35-plex CyTOF staining of lupus nephritis kidneys to identify novel predictors of disease severity

Lead: Crosslee Titus
Team members: Pietro Cicalese
Collaborator: Dr. S-H Chen

Project Summary:

Lupus Nephritis (LN) is one of the leading causes of morbidity and mortality in Systemic Lupus Erythematosus and 60% of lupus patients develop LN. LN leads to chronic kidney disease (CKD) and End-Stage Renal Disease (ESRD). Currently, there is no cure for LN and current medications are either not molecularly targeted or have serious side-effects. Treatments are based on the symptoms and severity of the disease and are timed with disease flares. Renal biopsies are used for LN classification, but is subject to observer bias. Currently, most of the information obtained from the biopsy is derived from generic stains used to highlight tissue morphology, sometimes supplemented with limited immunohistochemistry. The inability to multiplex using conventional IHC/IF has hampered the identification of molecular predictors of disease progression and pathogenic pathways in LN.
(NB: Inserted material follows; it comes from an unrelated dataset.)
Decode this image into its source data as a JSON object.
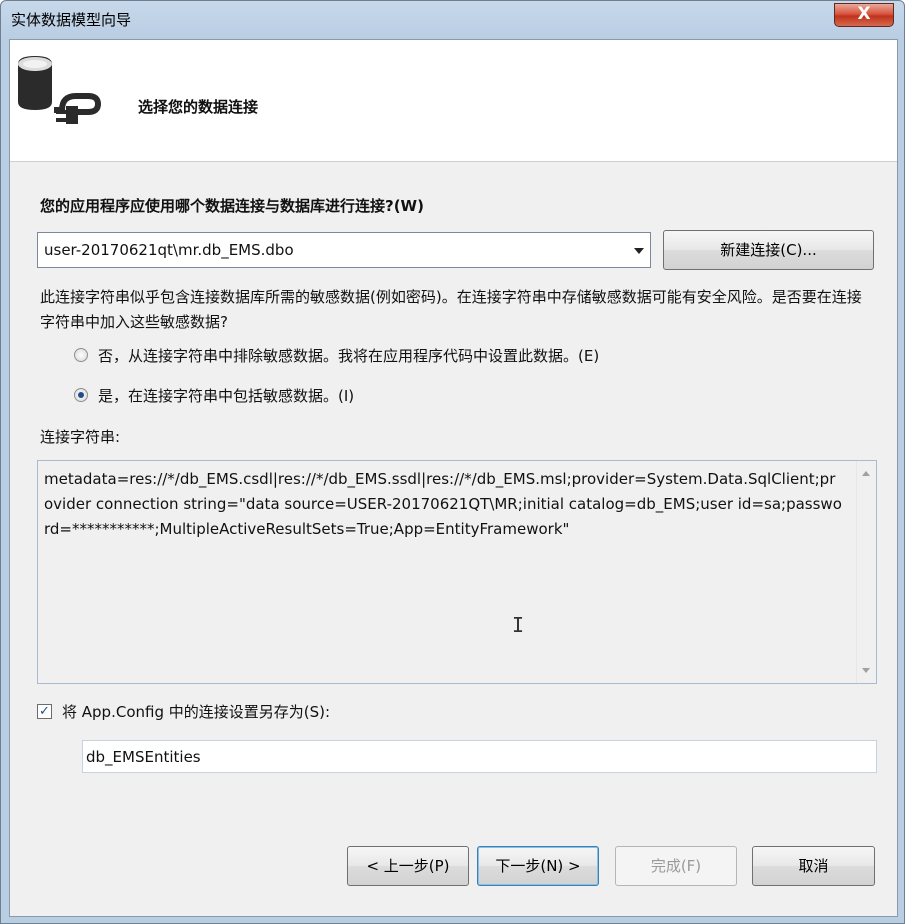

What is already known in the field?

• Current LN classification is based on tissue morphology but is subject to observer bias, and not driven by the underlying molecular basis of the disease.
• Tissue CyTOF or imaging mass cytometry has made multiplexed analysis of tissues possible, unlike IHC/IF.

What is new?

• Compared to conventional immunohistochemistry (or IF) which relies on flurophores / enzymes conjugated to antibodies (limited by species compatibility and fluorescent spectrum), imaging mass cytometry (IMC) uses antibodies which are conjugated to metal tags.
• This approach allows 35 or more antibodies to be multiplexed simultaneously for staining. Next, a Nd:YAG 213 nm laser is used to ablate 1um² areas of tissue at a time which are then analyzed using the Fluidigm CyTOF mass cytometer.
• This approach preserves tissue architecture and spatial information while still providing molecule expression data effectively at a single cell level. This enable the elucidation of cellular and molecular pathways underling disease in any given tissue.

Why is this important?

• Compared to morphological classification of LN, classification based on molecular pathways will yield a richer perspective of the disease because judicious choice of the 35 or more staining antibodies can shed information on the role of a wide spectrum of molecular pathways and cell types in disease.
• Determining the expression profile of multiple molecules (35 or more) at a cellular level in the context of the tissue architecture can help better classify LN based on molecular expression, understand the nuances underlying disease heterogeneity in LN and help guide customized, targeted and individualized treatments.
• Tissue CyTOF of inflamed kidneys will pave the path towards personalized medicine in LN.

Ongoing/future steps:

• Expand the number of molecules interrogated on each LN kidney from 35 to 100
• Identify the molecular pathways which are critical at each stage of LN disease progression, as this will enable the development of targeted therapeutics at each stage
• Correlate the expression levels of renal biopsy biomarkers with the corresponding urinary and serum biomarkers to enable easy screening and surveillance of LN disease progression.
• To determine how various molecular signatures in LN kidneys predict concurrent clinical disease, as well as long term outcome in LN.